America's COVID-19 death toll has now topped 700,000, a grim figure in 22 months of grim figures.
The United States surpassed 700,000 deaths from the coronavirus on Friday, a milestone that few experts had anticipated months ago when vaccines became widely available to the American public.
An overwhelming majority of Americans who have died in recent months, a period in which the country has offered broad access to shots, were unvaccinated. The United States has had one of the highest recent death rates of any country with an ample supply of vaccines.
The new and alarming surge of deaths this summer means that the coronavirus pandemic has become the deadliest in American history, overtaking the toll from the influenza pandemic of 1918 and 1919, which killed about 675,000 people.
“This Delta wave just rips through the unvaccinated,” said Howard Markel, a medical historian at the University of Michigan. The deaths that have followed the wide availability of vaccines, he added, are “absolutely needless.”
The recent virus deaths are distinct from those in previous chapters of the pandemic, an analysis by The New York Times shows. People who died in the last three and a half months were concentrated in the South, a region that has lagged in vaccinations; many of the deaths were reported in Florida, Mississippi, Louisiana and Arkansas. And those who died were younger: In August, every age group under 55 had its highest death toll of the pandemic.
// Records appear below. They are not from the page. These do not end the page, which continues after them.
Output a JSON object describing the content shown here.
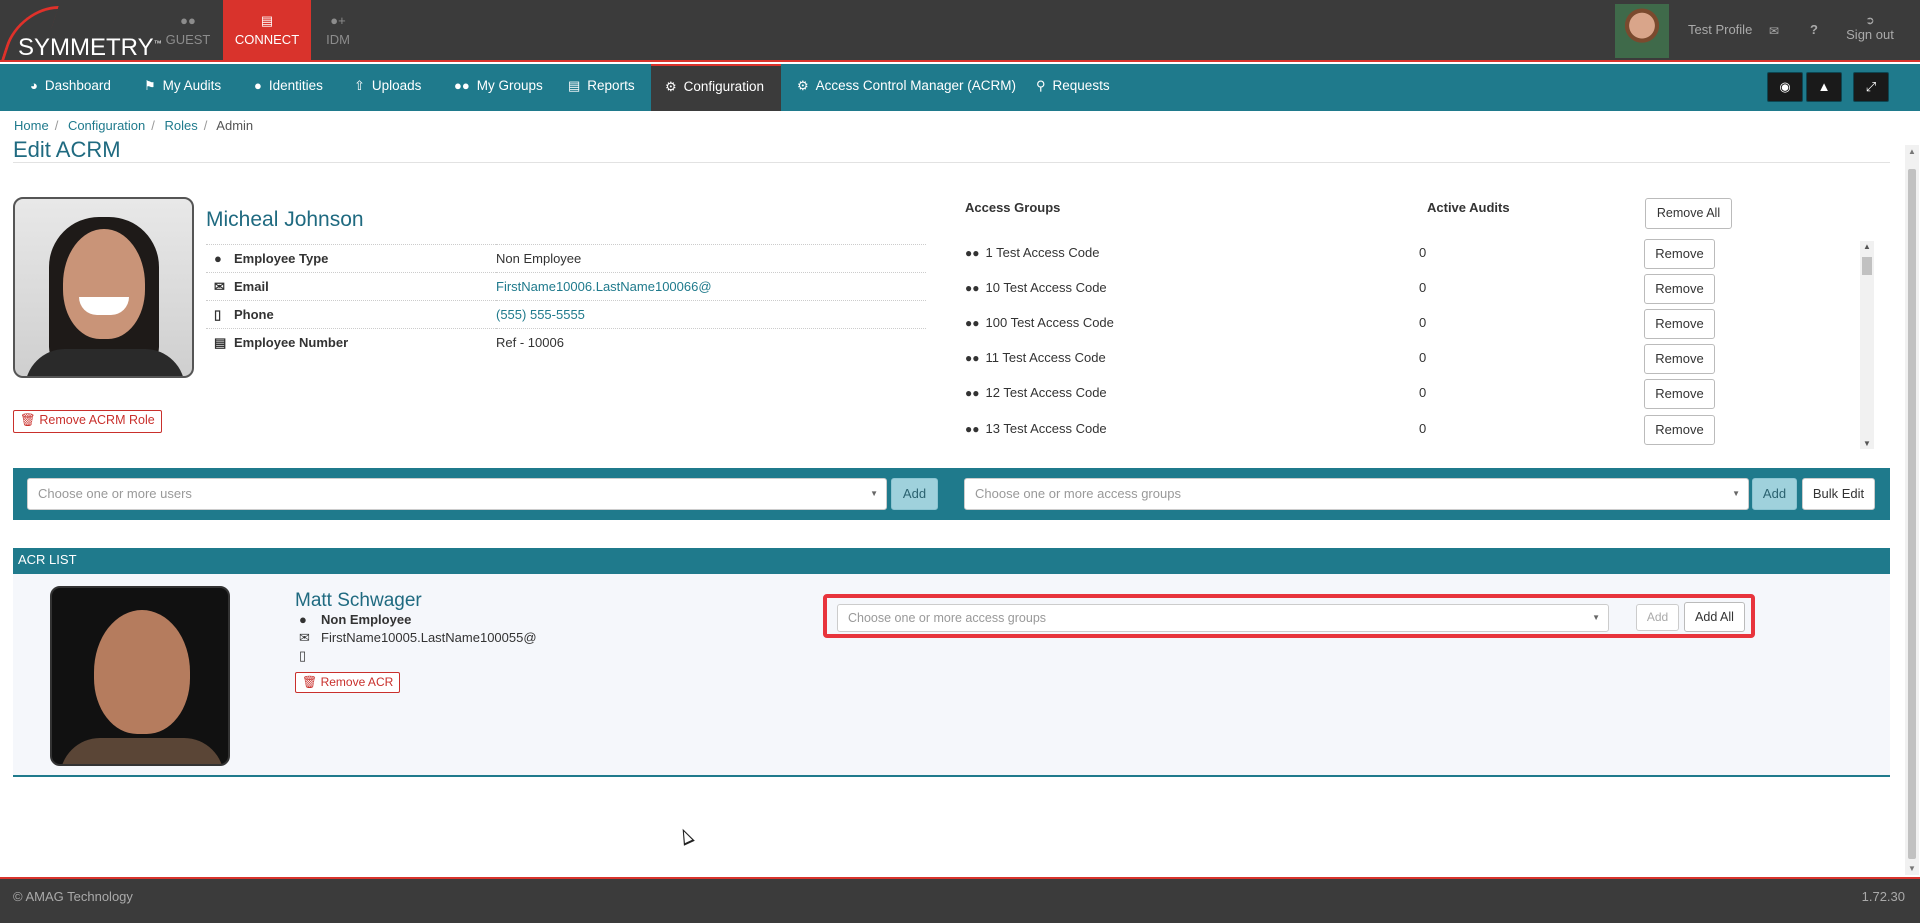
{
  "brand": {
    "name": "SYMMETRY",
    "tm": "™"
  },
  "app_tabs": [
    {
      "label": "GUEST",
      "icon": "guest-icon"
    },
    {
      "label": "CONNECT",
      "icon": "connect-card-icon"
    },
    {
      "label": "IDM",
      "icon": "idm-user-icon"
    }
  ],
  "user": {
    "profile_label": "Test Profile",
    "signout_label": "Sign out",
    "help": "?"
  },
  "nav": {
    "items": [
      {
        "label": "Dashboard",
        "icon": "dashboard-icon"
      },
      {
        "label": "My Audits",
        "icon": "flag-icon"
      },
      {
        "label": "Identities",
        "icon": "user-icon"
      },
      {
        "label": "Uploads",
        "icon": "upload-icon"
      },
      {
        "label": "My Groups",
        "icon": "group-icon"
      },
      {
        "label": "Reports",
        "icon": "chart-icon"
      },
      {
        "label": "Configuration",
        "icon": "gear-icon"
      },
      {
        "label": "Access Control Manager (ACRM)",
        "icon": "gear-icon"
      },
      {
        "label": "Requests",
        "icon": "key-icon"
      }
    ],
    "active_index": 6
  },
  "breadcrumb": [
    "Home",
    "Configuration",
    "Roles",
    "Admin"
  ],
  "page_title": "Edit ACRM",
  "person": {
    "name": "Micheal Johnson",
    "fields": [
      {
        "key": "Employee Type",
        "value": "Non Employee",
        "icon": "user-icon"
      },
      {
        "key": "Email",
        "value": "FirstName10006.LastName100066@",
        "icon": "envelope-icon"
      },
      {
        "key": "Phone",
        "value": "(555) 555-5555",
        "icon": "mobile-icon"
      },
      {
        "key": "Employee Number",
        "value": "Ref - 10006",
        "icon": "id-card-icon"
      }
    ],
    "remove_role_label": "Remove ACRM Role"
  },
  "access_groups": {
    "header_name": "Access Groups",
    "header_active": "Active Audits",
    "remove_all_label": "Remove All",
    "remove_label": "Remove",
    "rows": [
      {
        "name": "1 Test Access Code",
        "active": "0"
      },
      {
        "name": "10 Test Access Code",
        "active": "0"
      },
      {
        "name": "100 Test Access Code",
        "active": "0"
      },
      {
        "name": "11 Test Access Code",
        "active": "0"
      },
      {
        "name": "12 Test Access Code",
        "active": "0"
      },
      {
        "name": "13 Test Access Code",
        "active": "0"
      }
    ]
  },
  "action_bar": {
    "users_placeholder": "Choose one or more users",
    "groups_placeholder": "Choose one or more access groups",
    "add_label": "Add",
    "bulk_edit_label": "Bulk Edit"
  },
  "acr_list": {
    "header": "ACR LIST",
    "entry": {
      "name": "Matt Schwager",
      "type": "Non Employee",
      "email": "FirstName10005.LastName100055@",
      "phone": "",
      "remove_label": "Remove ACR",
      "groups_placeholder": "Choose one or more access groups",
      "add_label": "Add",
      "add_all_label": "Add All"
    }
  },
  "footer": {
    "copyright": "© AMAG Technology",
    "version": "1.72.30"
  },
  "colors": {
    "accent": "#1f7a8c",
    "brand_red": "#d9332c",
    "dark": "#3b3b3b",
    "highlight": "#e8343c"
  }
}
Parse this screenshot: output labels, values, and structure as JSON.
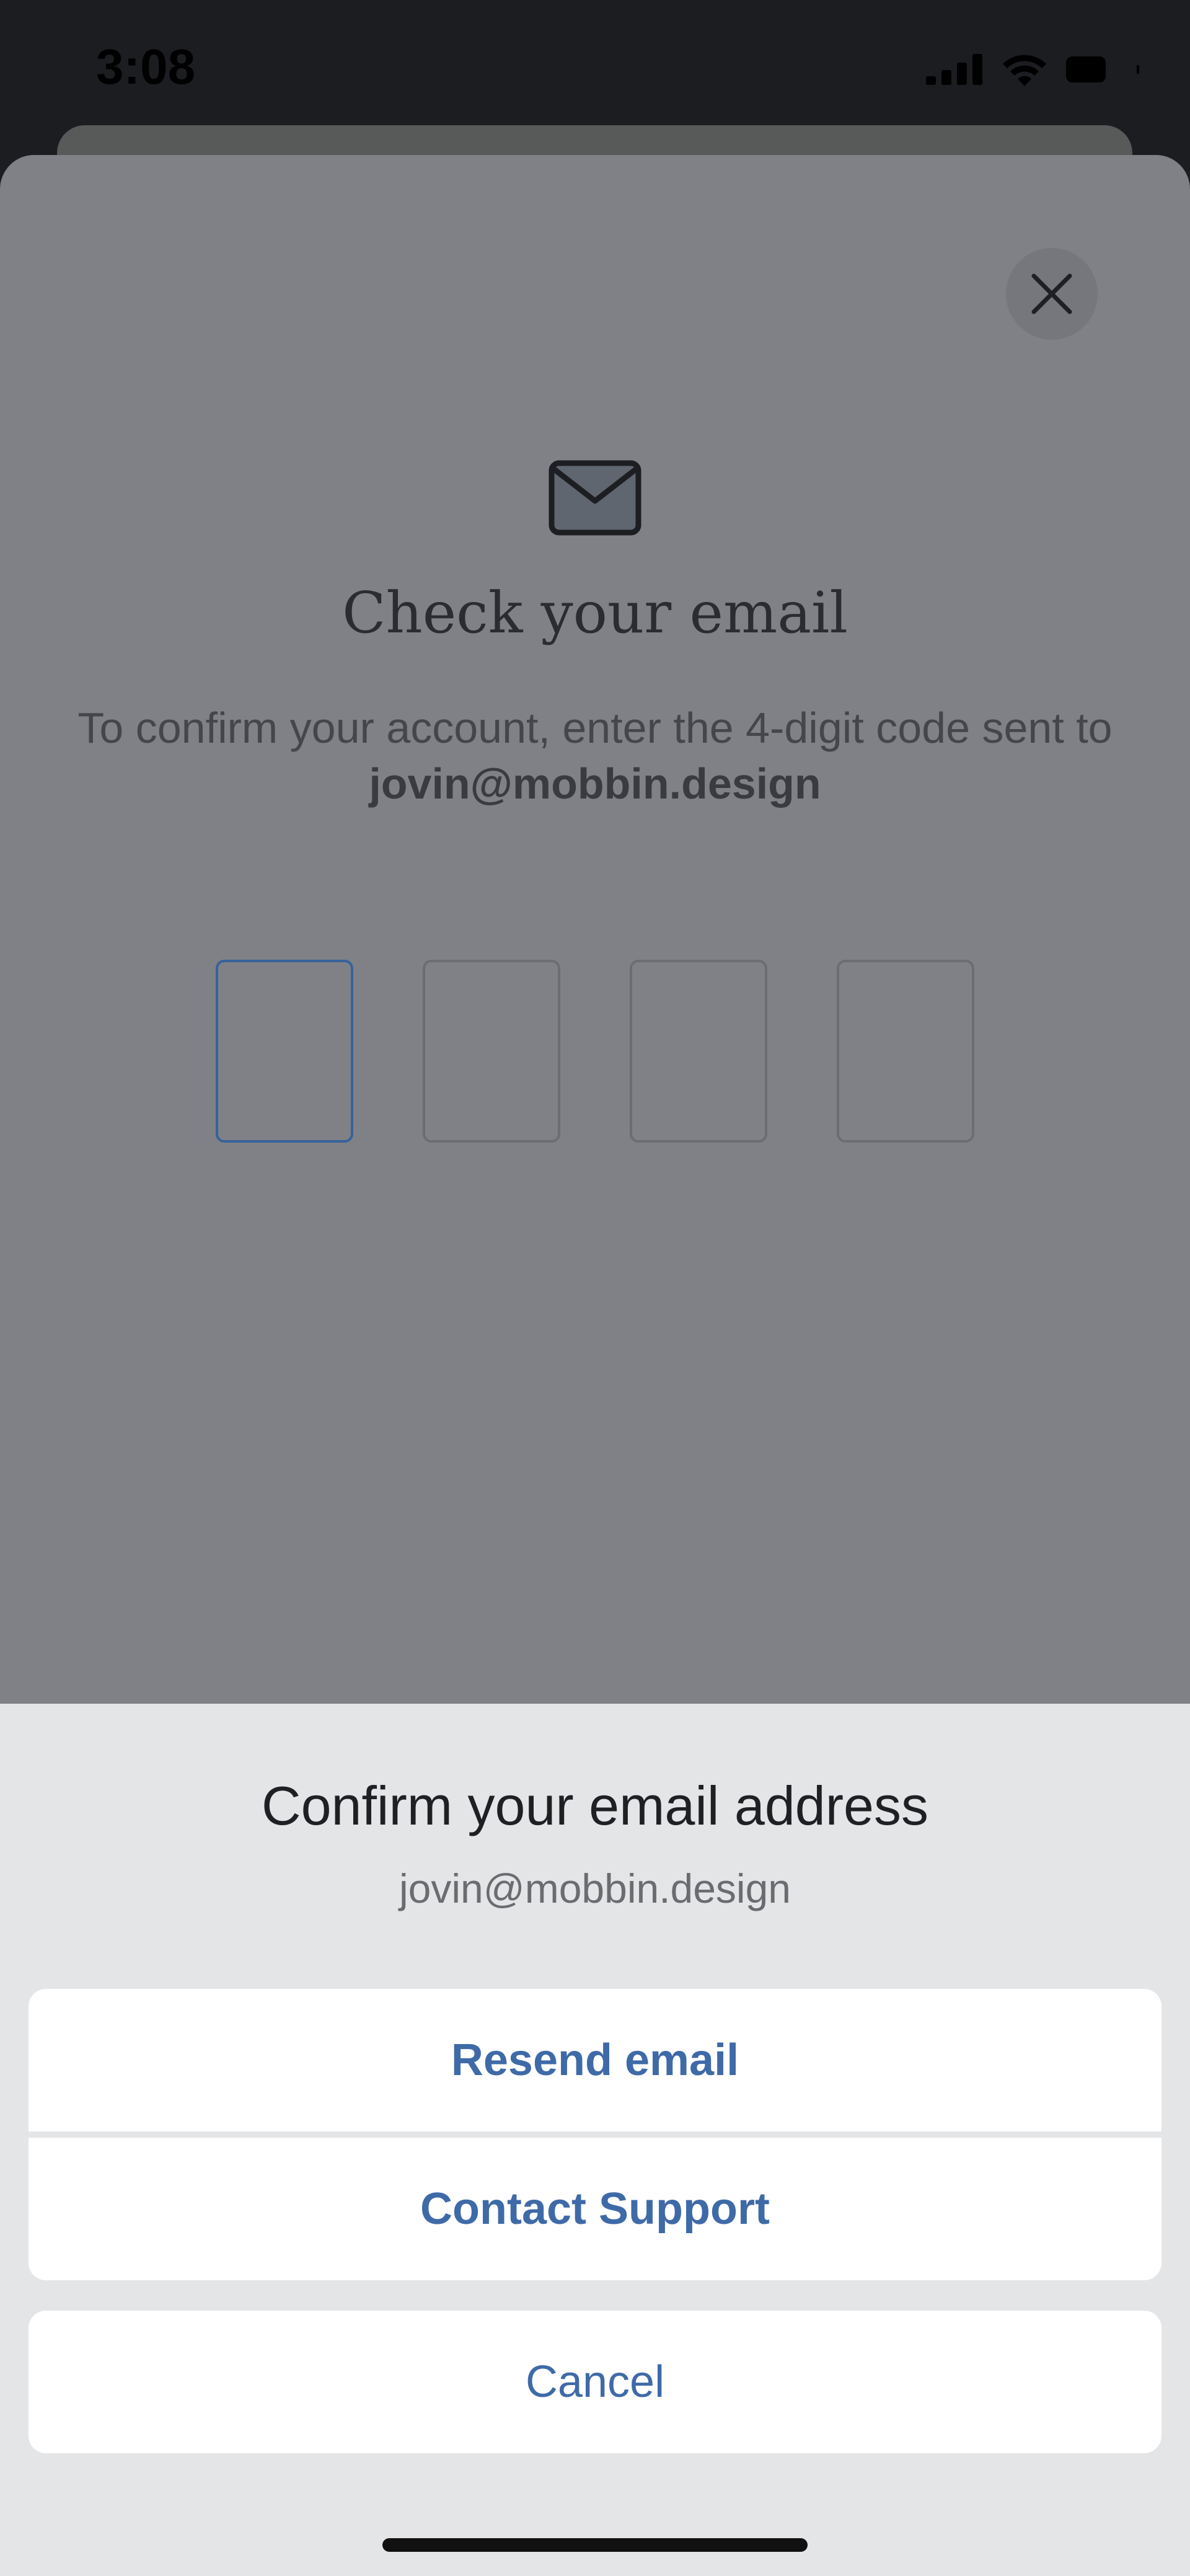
{
  "status_bar": {
    "time": "3:08"
  },
  "verify": {
    "close_icon": "close-icon",
    "mail_icon": "envelope-icon",
    "title": "Check your email",
    "description": "To confirm your account, enter the 4-digit code sent to",
    "email": "jovin@mobbin.design",
    "code_digits": [
      "",
      "",
      "",
      ""
    ]
  },
  "action_sheet": {
    "title": "Confirm your email address",
    "subtitle": "jovin@mobbin.design",
    "resend_label": "Resend email",
    "support_label": "Contact Support",
    "cancel_label": "Cancel"
  },
  "colors": {
    "accent": "#3f6aa8",
    "active_code_border": "#36629a",
    "sheet_dim": "#808186"
  }
}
That month, Brandee Stripling, a bartender in Cottondale, Ala., told her boss that she felt as if she had been run over by a freight train.
Ms. Stripling, a 38-year-old single mother, had not been vaccinated against the coronavirus, and now she had tested positive. Get some rest, her boss, Justin Grimball, reassured her.
“I thought she would pull through and get back to work and keep on living,” Mr. Grimball said.
Last week, he stood in a cemetery as Ms. Stripling was buried in her family plot. A pastor spoke comforting words, her children clutched one another in grief and a country song, “If I Die Young,” played in the background.
Her death came in the virus surge that gripped the country all summer, as the Delta variant hurtled through the South, Pacific Northwest and parts of the Midwest. Close to 100,000 people across the United States have died of Covid-19 since mid-June, months after vaccines were available to American adults.
For 100,000 more Americans to die with vaccine's widely available is horrific. That there is an organized, criminal disinformation campaign to kill thousands of Americans is far, far worse.